Measuring Call Center Schedule Efficiency
Measuring schedule efficiency in a call center is a daunting task, especially if your center relies purely on forecasting methods. The new mission is to somewhat eliminate that concept and work with a new model that will provide much more accuracy.
Though forecasting is supposed to help with creating an accurate schedule, it can cause more harm than good. Forecasts look to the future based on the past, so the present is lost in the shuffle. This leaves management either over, under or incorrectly staffed, wasting or scrambling for resources. How can this be addressed so the call center is properly equipped to handle customer concerns efficiently?
A handful of factors are measured in a center: call volume, average handle time, service level, abandon rate, forecast accuracy, schedule adherence, and shrinkage. Much of this is left up to the WFM administrators, who must also quantify the impact of various business rules on scheduling. The attempt is to measure the workload with the required amount of workers, but the former is an unpredictable factor.
Time to look at the numbers, which should be reported weekly or monthly and adjust the staffing based on current peak demand. This gives a general idea of where staff may be overused. Having an automated scheduling system is great, but it is not foolproof. Reporting allows for proper adjustments.

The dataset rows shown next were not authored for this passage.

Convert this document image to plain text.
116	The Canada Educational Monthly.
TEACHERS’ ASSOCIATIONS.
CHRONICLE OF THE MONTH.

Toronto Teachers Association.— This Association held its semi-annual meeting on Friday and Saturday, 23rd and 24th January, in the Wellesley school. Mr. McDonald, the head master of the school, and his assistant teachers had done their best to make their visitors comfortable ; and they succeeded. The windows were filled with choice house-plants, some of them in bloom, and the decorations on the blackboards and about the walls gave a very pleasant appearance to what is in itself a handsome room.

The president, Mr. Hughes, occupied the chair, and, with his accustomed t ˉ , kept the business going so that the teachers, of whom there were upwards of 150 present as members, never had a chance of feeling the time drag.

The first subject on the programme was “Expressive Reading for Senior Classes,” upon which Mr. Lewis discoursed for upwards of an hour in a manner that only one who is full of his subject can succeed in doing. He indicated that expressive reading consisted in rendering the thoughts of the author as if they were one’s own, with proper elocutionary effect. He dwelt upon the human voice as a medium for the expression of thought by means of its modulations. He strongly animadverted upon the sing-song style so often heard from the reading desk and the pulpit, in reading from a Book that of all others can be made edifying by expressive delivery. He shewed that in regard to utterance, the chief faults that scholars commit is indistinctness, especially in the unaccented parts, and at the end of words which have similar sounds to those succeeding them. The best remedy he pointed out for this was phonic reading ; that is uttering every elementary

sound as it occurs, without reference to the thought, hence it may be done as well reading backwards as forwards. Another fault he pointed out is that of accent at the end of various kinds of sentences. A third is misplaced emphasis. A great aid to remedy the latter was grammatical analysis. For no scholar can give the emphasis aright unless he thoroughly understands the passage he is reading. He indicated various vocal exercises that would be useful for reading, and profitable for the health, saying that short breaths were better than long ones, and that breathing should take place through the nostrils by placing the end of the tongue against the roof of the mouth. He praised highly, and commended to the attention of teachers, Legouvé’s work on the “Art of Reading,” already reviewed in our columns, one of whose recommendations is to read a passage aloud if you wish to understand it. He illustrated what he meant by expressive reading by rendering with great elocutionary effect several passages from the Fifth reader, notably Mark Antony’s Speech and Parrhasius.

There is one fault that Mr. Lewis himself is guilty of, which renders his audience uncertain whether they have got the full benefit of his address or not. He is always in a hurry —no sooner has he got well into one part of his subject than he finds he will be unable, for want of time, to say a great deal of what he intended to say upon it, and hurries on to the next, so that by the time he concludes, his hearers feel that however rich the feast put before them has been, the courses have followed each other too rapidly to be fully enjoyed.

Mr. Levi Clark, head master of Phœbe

Graphing is also an effective and visual way to demonstrate volume and staffing. What is forecasted versus reality can aid in a more effective scheduling system.
Every day will be different, but not having the ability to adapt to a changing market will leave unhappy customers and disgruntled agents. If a job cannot be done properly, turnover rates become elevated, leaving a poor reflection on a company.
Is your call center still forecasting or are you implementing a more accurate system?